Italiana fino a un certo punto, visto che per moneta corrente, approvvigionamento elettrico ed altre caratteristiche, Campione scivola decisamente sul versante svizzero. Ma discutere se, socialmente parlando, Campione sia più italiana o elvetica significa impostare la questione in modo sbagliato: Campione, semplicemente, non è né l'una né l'altra cosa. Campione è Campione e basta: nei pregi e nei difetti.

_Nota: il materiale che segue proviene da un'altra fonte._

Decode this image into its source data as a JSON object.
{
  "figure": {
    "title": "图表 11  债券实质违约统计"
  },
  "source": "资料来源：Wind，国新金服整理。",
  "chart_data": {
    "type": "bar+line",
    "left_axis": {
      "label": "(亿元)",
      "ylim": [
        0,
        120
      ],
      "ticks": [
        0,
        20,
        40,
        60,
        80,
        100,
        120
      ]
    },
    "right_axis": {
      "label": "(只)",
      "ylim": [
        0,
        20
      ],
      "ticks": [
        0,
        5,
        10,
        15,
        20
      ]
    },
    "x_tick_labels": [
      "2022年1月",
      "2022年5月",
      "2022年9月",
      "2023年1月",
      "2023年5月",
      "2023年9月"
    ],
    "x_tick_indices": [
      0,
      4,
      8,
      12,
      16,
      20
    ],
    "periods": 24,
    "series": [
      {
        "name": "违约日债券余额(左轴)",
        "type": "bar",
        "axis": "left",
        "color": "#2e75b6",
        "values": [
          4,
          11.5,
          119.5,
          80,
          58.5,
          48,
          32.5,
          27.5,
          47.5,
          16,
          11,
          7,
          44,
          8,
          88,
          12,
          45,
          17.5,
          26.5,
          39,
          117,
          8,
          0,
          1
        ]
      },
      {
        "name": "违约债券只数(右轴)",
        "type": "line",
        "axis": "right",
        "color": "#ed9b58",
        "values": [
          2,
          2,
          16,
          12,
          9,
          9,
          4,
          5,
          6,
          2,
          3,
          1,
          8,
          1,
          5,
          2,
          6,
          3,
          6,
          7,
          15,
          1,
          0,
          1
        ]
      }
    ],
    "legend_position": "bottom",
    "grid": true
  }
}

Difficile, purtroppo, catalogare tra i primi la trattativa appena saltata al celeberrimo Casinò, istituzione locale dalle vicissitudini torbide e splendenti insieme. Come riferito dalle cronache, l'assemblea dei dipendenti ha respinto un accordo aziendale che, in cambio della rinuncia a 210 licenziamenti, prevedeva qualche aggiustamento sul salario. I più sensibili tra voi, dietro la parola "aggiustamento" forse già intravedono pesanti tagli, stipendi ridotti all'osso e code al negozio del pane come nella Russia sovietica. L'immagine potrebbe modificarsi una volta appreso che, per quanto concerne il personale di gioco (croupier e affini), lo stipendio minimo mensile, tra paga base, premi di produzione, superminimi e mance fisse, sarebbe stato di circa 7000 franchi (oltre 5700 euro) netti al mese. Di fronte a questa offerta, giova ricordarlo, i lavoratori del Casinò hanno pensato bene di assediare la casa del sindaco urlando tutto il loro dissenso e, al colmo dell'indignazione, accecati dall'ira come l'affamata massa operaia del "Germinal" di Zola, hanno rifilato un pestone all'amministratore delegato Carlo Pagan.

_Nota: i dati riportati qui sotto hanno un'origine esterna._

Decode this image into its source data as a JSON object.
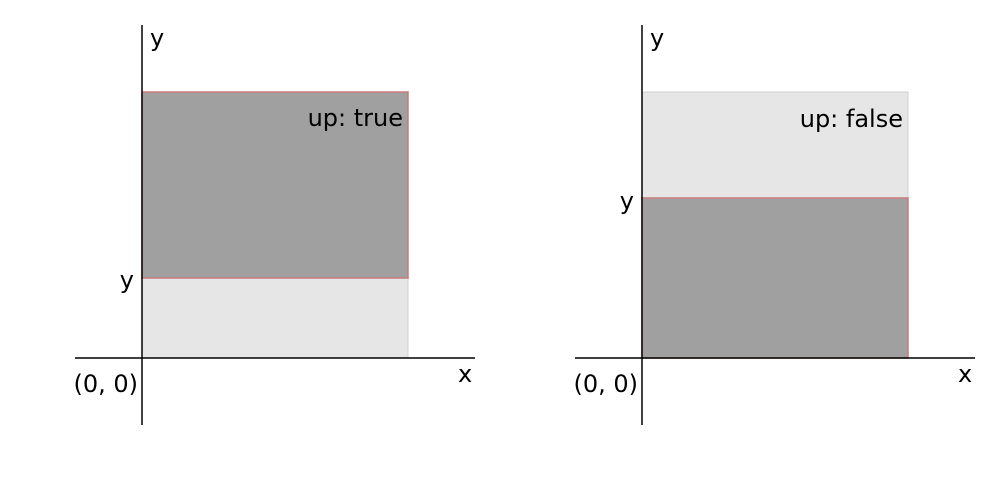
{
  "panels": [
    {
      "label": "up: true",
      "origin_label": "(0, 0)",
      "x_label": "x",
      "y_axis_label": "y",
      "y_marker_label": "y",
      "up": true
    },
    {
      "label": "up: false",
      "origin_label": "(0, 0)",
      "x_label": "x",
      "y_axis_label": "y",
      "y_marker_label": "y",
      "up": false
    }
  ],
  "colors": {
    "axis": "#000000",
    "filled": "#a0a0a0",
    "unfilled": "#e6e6e6",
    "edge": "#c97a7a",
    "background_edge": "#d0d0d0"
  }
}
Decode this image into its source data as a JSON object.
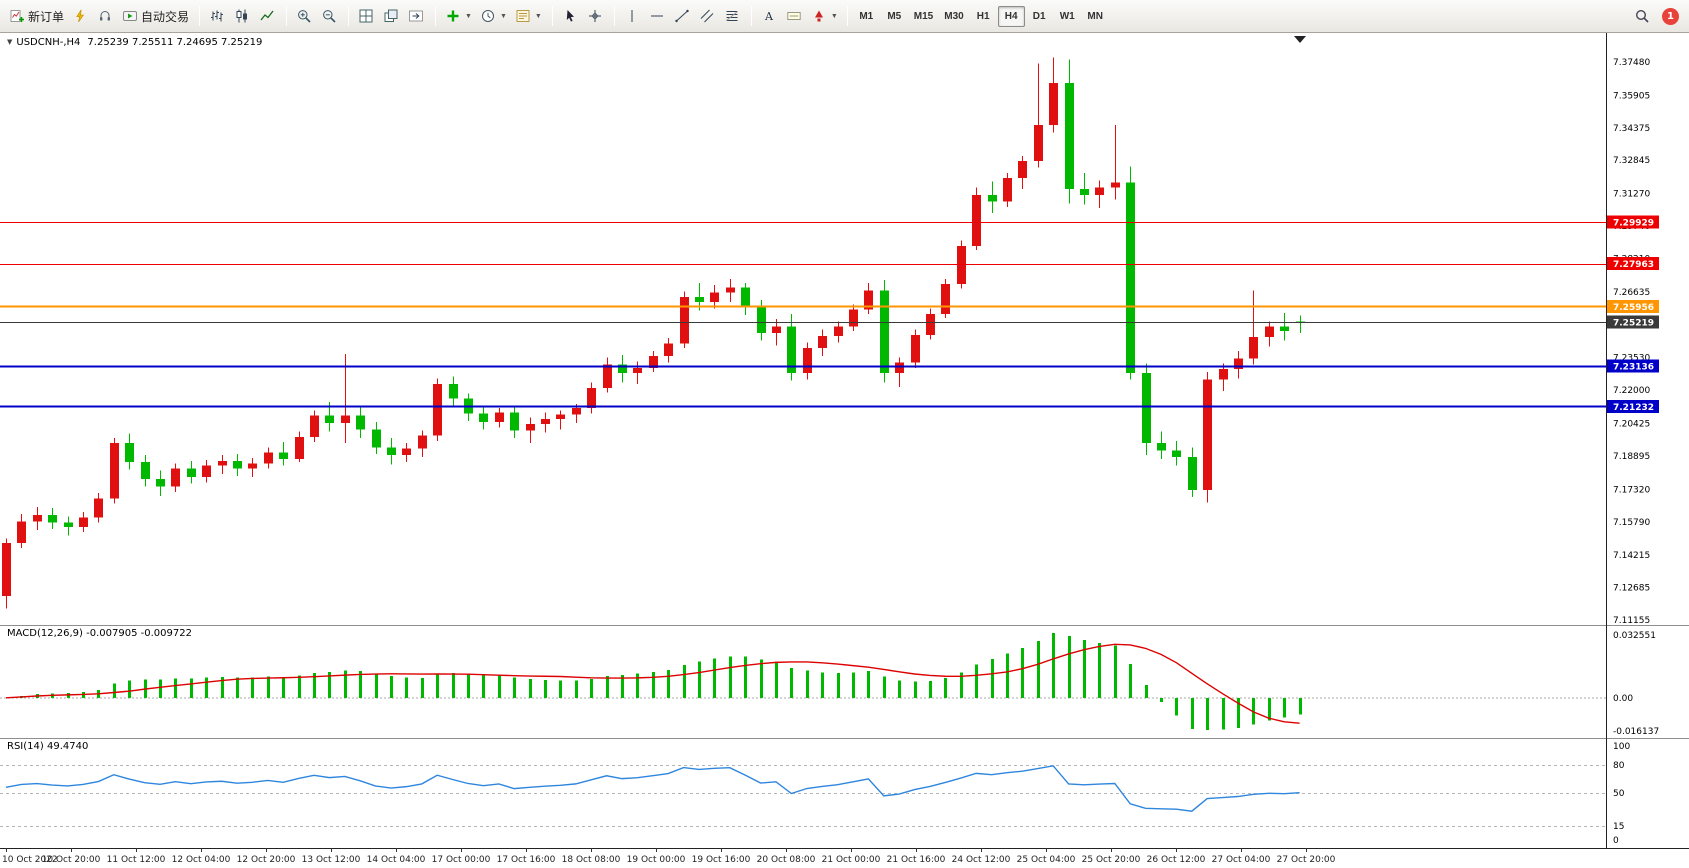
{
  "toolbar": {
    "button_groups": [
      [
        {
          "name": "new-order-button",
          "icon": "new-order-icon",
          "label": "新订单"
        },
        {
          "name": "mql-button",
          "icon": "lightning-icon"
        },
        {
          "name": "support-button",
          "icon": "headset-icon"
        },
        {
          "name": "autotrading-button",
          "icon": "autotrading-icon",
          "label": "自动交易"
        }
      ],
      [
        {
          "name": "bar-chart-button",
          "icon": "bar-chart-icon"
        },
        {
          "name": "candlestick-button",
          "icon": "candlestick-icon"
        },
        {
          "name": "line-chart-button",
          "icon": "line-chart-icon"
        }
      ],
      [
        {
          "name": "zoom-in-button",
          "icon": "zoom-in-icon"
        },
        {
          "name": "zoom-out-button",
          "icon": "zoom-out-icon"
        }
      ],
      [
        {
          "name": "tile-windows-button",
          "icon": "tile-windows-icon"
        },
        {
          "name": "cascade-windows-button",
          "icon": "cascade-icon"
        },
        {
          "name": "chart-shift-button",
          "icon": "chart-shift-icon"
        }
      ],
      [
        {
          "name": "indicators-button",
          "icon": "indicators-icon",
          "caret": true
        },
        {
          "name": "periods-button",
          "icon": "clock-icon",
          "caret": true
        },
        {
          "name": "templates-button",
          "icon": "template-icon",
          "caret": true
        }
      ],
      [
        {
          "name": "cursor-button",
          "icon": "cursor-icon"
        },
        {
          "name": "crosshair-button",
          "icon": "crosshair-icon"
        }
      ],
      [
        {
          "name": "vertical-line-button",
          "icon": "vertical-line-icon"
        },
        {
          "name": "horizontal-line-button",
          "icon": "horizontal-line-icon"
        },
        {
          "name": "trendline-button",
          "icon": "trendline-icon"
        },
        {
          "name": "channel-button",
          "icon": "channel-icon"
        },
        {
          "name": "fibonacci-button",
          "icon": "fibonacci-icon"
        }
      ],
      [
        {
          "name": "text-button",
          "icon": "text-icon"
        },
        {
          "name": "label-button",
          "icon": "label-icon"
        },
        {
          "name": "arrows-button",
          "icon": "arrows-icon",
          "caret": true
        }
      ]
    ],
    "timeframes": [
      "M1",
      "M5",
      "M15",
      "M30",
      "H1",
      "H4",
      "D1",
      "W1",
      "MN"
    ],
    "active_timeframe": "H4",
    "right_buttons": [
      {
        "name": "search-button",
        "icon": "search-icon"
      }
    ],
    "notification_count": "1"
  },
  "chart": {
    "dropdown_marker": "▼",
    "symbol_period": "USDCNH-,H4",
    "ohlc_text": "7.25239 7.25511 7.24695 7.25219"
  },
  "chart_data": {
    "type": "candlestick",
    "symbol": "USDCNH-",
    "period": "H4",
    "current_ohlc": {
      "open": 7.25239,
      "high": 7.25511,
      "low": 7.24695,
      "close": 7.25219
    },
    "up_color": "#e01010",
    "down_color": "#00b800",
    "price_range": {
      "max": 7.3847,
      "min": 7.113
    },
    "price_axis_labels": [
      "7.37480",
      "7.35905",
      "7.34375",
      "7.32845",
      "7.31270",
      "7.29740",
      "7.28210",
      "7.26635",
      "7.25105",
      "7.23530",
      "7.22000",
      "7.20425",
      "7.18895",
      "7.17320",
      "7.15790",
      "7.14215",
      "7.12685",
      "7.11155"
    ],
    "hlines": [
      {
        "price": 7.29929,
        "label": "7.29929",
        "color": "#ee0000",
        "width": 1
      },
      {
        "price": 7.27963,
        "label": "7.27963",
        "color": "#ee0000",
        "width": 1
      },
      {
        "price": 7.25956,
        "label": "7.25956",
        "color": "#ff9500",
        "width": 2
      },
      {
        "price": 7.25219,
        "label": "7.25219",
        "color": "#3a3a3a",
        "width": 1
      },
      {
        "price": 7.23136,
        "label": "7.23136",
        "color": "#0000c8",
        "width": 2
      },
      {
        "price": 7.21232,
        "label": "7.21232",
        "color": "#0000c8",
        "width": 2
      }
    ],
    "candles": [
      [
        7.123,
        7.15,
        7.117,
        7.148
      ],
      [
        7.148,
        7.1615,
        7.1455,
        7.158
      ],
      [
        7.158,
        7.165,
        7.154,
        7.161
      ],
      [
        7.161,
        7.1645,
        7.1545,
        7.1575
      ],
      [
        7.1575,
        7.1605,
        7.1515,
        7.1555
      ],
      [
        7.1555,
        7.1625,
        7.153,
        7.16
      ],
      [
        7.16,
        7.1715,
        7.1575,
        7.169
      ],
      [
        7.169,
        7.1975,
        7.1665,
        7.195
      ],
      [
        7.195,
        7.1995,
        7.1825,
        7.186
      ],
      [
        7.186,
        7.1895,
        7.1745,
        7.178
      ],
      [
        7.178,
        7.182,
        7.17,
        7.1745
      ],
      [
        7.1745,
        7.1855,
        7.172,
        7.183
      ],
      [
        7.183,
        7.1865,
        7.176,
        7.179
      ],
      [
        7.179,
        7.187,
        7.1765,
        7.1845
      ],
      [
        7.1845,
        7.1895,
        7.1805,
        7.1865
      ],
      [
        7.1865,
        7.19,
        7.1795,
        7.183
      ],
      [
        7.183,
        7.188,
        7.179,
        7.1855
      ],
      [
        7.1855,
        7.193,
        7.183,
        7.1905
      ],
      [
        7.1905,
        7.1955,
        7.1845,
        7.1875
      ],
      [
        7.1875,
        7.2005,
        7.186,
        7.198
      ],
      [
        7.198,
        7.2105,
        7.1955,
        7.208
      ],
      [
        7.208,
        7.2145,
        7.2005,
        7.2045
      ],
      [
        7.2045,
        7.237,
        7.195,
        7.208
      ],
      [
        7.208,
        7.2125,
        7.1975,
        7.2015
      ],
      [
        7.2015,
        7.205,
        7.19,
        7.193
      ],
      [
        7.193,
        7.1975,
        7.185,
        7.1895
      ],
      [
        7.1895,
        7.195,
        7.186,
        7.1925
      ],
      [
        7.1925,
        7.201,
        7.1885,
        7.1985
      ],
      [
        7.1985,
        7.2255,
        7.196,
        7.223
      ],
      [
        7.223,
        7.2265,
        7.2125,
        7.216
      ],
      [
        7.216,
        7.2185,
        7.2055,
        7.209
      ],
      [
        7.209,
        7.2125,
        7.2015,
        7.205
      ],
      [
        7.205,
        7.2115,
        7.2025,
        7.2095
      ],
      [
        7.2095,
        7.212,
        7.1975,
        7.201
      ],
      [
        7.201,
        7.207,
        7.195,
        7.204
      ],
      [
        7.204,
        7.2095,
        7.2,
        7.2065
      ],
      [
        7.2065,
        7.2105,
        7.2015,
        7.2085
      ],
      [
        7.2085,
        7.2135,
        7.2045,
        7.2115
      ],
      [
        7.2115,
        7.2235,
        7.209,
        7.221
      ],
      [
        7.221,
        7.2355,
        7.219,
        7.232
      ],
      [
        7.232,
        7.2365,
        7.2235,
        7.228
      ],
      [
        7.228,
        7.2335,
        7.223,
        7.2305
      ],
      [
        7.2305,
        7.2385,
        7.2285,
        7.236
      ],
      [
        7.236,
        7.2445,
        7.233,
        7.242
      ],
      [
        7.242,
        7.2665,
        7.24,
        7.264
      ],
      [
        7.264,
        7.2705,
        7.2575,
        7.2615
      ],
      [
        7.2615,
        7.2695,
        7.2585,
        7.266
      ],
      [
        7.266,
        7.2725,
        7.2615,
        7.2685
      ],
      [
        7.2685,
        7.2705,
        7.2555,
        7.259
      ],
      [
        7.259,
        7.2625,
        7.2435,
        7.247
      ],
      [
        7.247,
        7.2535,
        7.241,
        7.25
      ],
      [
        7.25,
        7.256,
        7.2245,
        7.228
      ],
      [
        7.228,
        7.2425,
        7.225,
        7.24
      ],
      [
        7.24,
        7.2485,
        7.236,
        7.2455
      ],
      [
        7.2455,
        7.2525,
        7.2425,
        7.25
      ],
      [
        7.25,
        7.2605,
        7.248,
        7.258
      ],
      [
        7.258,
        7.2705,
        7.256,
        7.267
      ],
      [
        7.267,
        7.272,
        7.2235,
        7.228
      ],
      [
        7.228,
        7.2355,
        7.2215,
        7.233
      ],
      [
        7.233,
        7.2485,
        7.2305,
        7.246
      ],
      [
        7.246,
        7.2585,
        7.244,
        7.256
      ],
      [
        7.256,
        7.2725,
        7.254,
        7.27
      ],
      [
        7.27,
        7.2905,
        7.268,
        7.288
      ],
      [
        7.288,
        7.3155,
        7.286,
        7.312
      ],
      [
        7.312,
        7.3185,
        7.3035,
        7.309
      ],
      [
        7.309,
        7.3225,
        7.3065,
        7.32
      ],
      [
        7.32,
        7.3305,
        7.315,
        7.328
      ],
      [
        7.328,
        7.374,
        7.325,
        7.345
      ],
      [
        7.345,
        7.377,
        7.3415,
        7.365
      ],
      [
        7.365,
        7.376,
        7.308,
        7.315
      ],
      [
        7.315,
        7.3225,
        7.3075,
        7.312
      ],
      [
        7.312,
        7.319,
        7.306,
        7.3155
      ],
      [
        7.3155,
        7.345,
        7.31,
        7.318
      ],
      [
        7.318,
        7.3255,
        7.225,
        7.228
      ],
      [
        7.228,
        7.2325,
        7.1895,
        7.195
      ],
      [
        7.195,
        7.2005,
        7.1875,
        7.1915
      ],
      [
        7.1915,
        7.196,
        7.1845,
        7.1885
      ],
      [
        7.1885,
        7.193,
        7.1695,
        7.173
      ],
      [
        7.173,
        7.2285,
        7.167,
        7.225
      ],
      [
        7.225,
        7.2325,
        7.2195,
        7.23
      ],
      [
        7.23,
        7.2385,
        7.2255,
        7.235
      ],
      [
        7.235,
        7.267,
        7.232,
        7.245
      ],
      [
        7.245,
        7.2525,
        7.2405,
        7.25
      ],
      [
        7.25,
        7.2565,
        7.2435,
        7.248
      ],
      [
        7.25239,
        7.25511,
        7.24695,
        7.25219
      ]
    ],
    "time_labels": [
      "10 Oct 2022",
      "10 Oct 20:00",
      "11 Oct 12:00",
      "12 Oct 04:00",
      "12 Oct 20:00",
      "13 Oct 12:00",
      "14 Oct 04:00",
      "17 Oct 00:00",
      "17 Oct 16:00",
      "18 Oct 08:00",
      "19 Oct 00:00",
      "19 Oct 16:00",
      "20 Oct 08:00",
      "21 Oct 00:00",
      "21 Oct 16:00",
      "24 Oct 12:00",
      "25 Oct 04:00",
      "25 Oct 20:00",
      "26 Oct 12:00",
      "27 Oct 04:00",
      "27 Oct 20:00"
    ],
    "macd": {
      "label": "MACD(12,26,9)",
      "values_text": "-0.007905 -0.009722",
      "fast": 12,
      "slow": 26,
      "signal": 9,
      "histogram_color": "#00b800",
      "signal_color": "#dd0000",
      "axis_labels": [
        {
          "text": "0.032551",
          "pos": "max"
        },
        {
          "text": "0.00",
          "pos": "zero"
        },
        {
          "text": "-0.016137",
          "pos": "min"
        }
      ]
    },
    "rsi": {
      "label": "RSI(14)",
      "value_text": "49.4740",
      "period": 14,
      "levels": [
        80,
        50,
        15
      ],
      "axis_labels": [
        100,
        80,
        50,
        15,
        0
      ],
      "line_color": "#2e86de"
    }
  }
}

Chiamateci tendenziosi, ma nel registrare le vertenze di tante aziende lariane - dalla Eleca alla Sisme, tanto per citare due nomi -, trattative nelle quali i lavoratori, in molti casi, vedevano balenare la prospettiva che il loro posto (e il relativo stipendio) venisse trasferito all'estero, in cui non si parlava né di cinquemila né di tremila, ma magari di mille euro al mese, pur raccontando la rabbia, la tensione, le assemblee infuocate e gli scioperi, mai ci era capitato di dover riferire di un pugno, di una spinta o anche d'un semplice buffetto diretto alla controparte.

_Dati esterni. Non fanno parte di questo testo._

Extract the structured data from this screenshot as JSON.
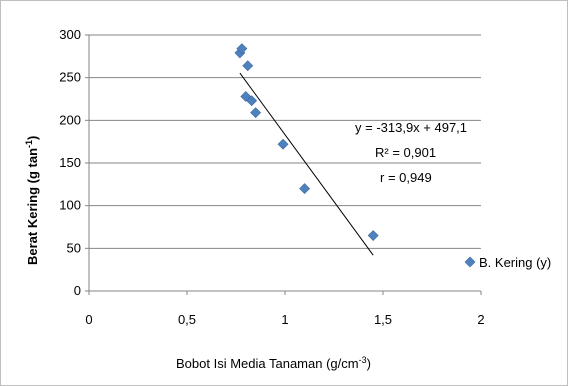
{
  "chart_data": {
    "type": "scatter",
    "title": "",
    "xlabel": "Bobot Isi  Media Tanaman (g/cm",
    "xlabel_sup": "-3",
    "xlabel_end": ")",
    "ylabel": "Berat Kering (g tan",
    "ylabel_sup": "-1",
    "ylabel_end": ")",
    "xlim": [
      0,
      2
    ],
    "ylim": [
      0,
      300
    ],
    "x_ticks": [
      0,
      0.5,
      1,
      1.5,
      2
    ],
    "x_tick_labels": [
      "0",
      "0,5",
      "1",
      "1,5",
      "2"
    ],
    "y_ticks": [
      0,
      50,
      100,
      150,
      200,
      250,
      300
    ],
    "y_tick_labels": [
      "0",
      "50",
      "100",
      "150",
      "200",
      "250",
      "300"
    ],
    "grid": "horizontal",
    "legend_position": "right",
    "series": [
      {
        "name": "B. Kering (y)",
        "marker": "diamond",
        "color": "#4f81bd",
        "points": [
          {
            "x": 0.77,
            "y": 279
          },
          {
            "x": 0.78,
            "y": 284
          },
          {
            "x": 0.8,
            "y": 228
          },
          {
            "x": 0.81,
            "y": 264
          },
          {
            "x": 0.83,
            "y": 223
          },
          {
            "x": 0.85,
            "y": 209
          },
          {
            "x": 0.99,
            "y": 172
          },
          {
            "x": 1.1,
            "y": 120
          },
          {
            "x": 1.45,
            "y": 65
          }
        ]
      }
    ],
    "trendline": {
      "type": "linear",
      "slope": -313.9,
      "intercept": 497.1,
      "x_start": 0.77,
      "x_end": 1.45,
      "color": "#000000"
    },
    "annotations": [
      "y = -313,9x + 497,1",
      "R² = 0,901",
      "r = 0,949"
    ]
  }
}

Testimoni della gazzarra campionese riferiscono di manifestanti che, arrivati in Suv, scattavano foto ricordo con l'iPhone5: ce ne sarebbe abbastanza per girare un nuovo episodio dei "Mostri" cinematografici ma non è nostra intenzione giudicare nessuno per i soldi che ha. Per quelli che rifiuta, però, sì. E se a parziale giustificazione dei dipendenti del Casinò vale il fatto che i salari sono rapportati all'esoso costo della vita in Ticino, bisogna per equità ricordare anche il cambio agevolato e la tassazione ridotta. Insomma, di tutti i modi in cui Campione può essere considerata "enclave", l'unico che non possiamo accettare è quello di "enclave del privilegio". Forse non si è capito, forse lassù il messaggio non è arrivato ma, da queste parti, delle caste, politiche o no, la gente ne ha abbastanza. E neppure le case da gioco, non più monopoliste ma soggette a dura concorrenza, possono dirsi immuni da (relativa) austerità. Come si dice in dialetto campionese? Ah, sì: rien ne va plus.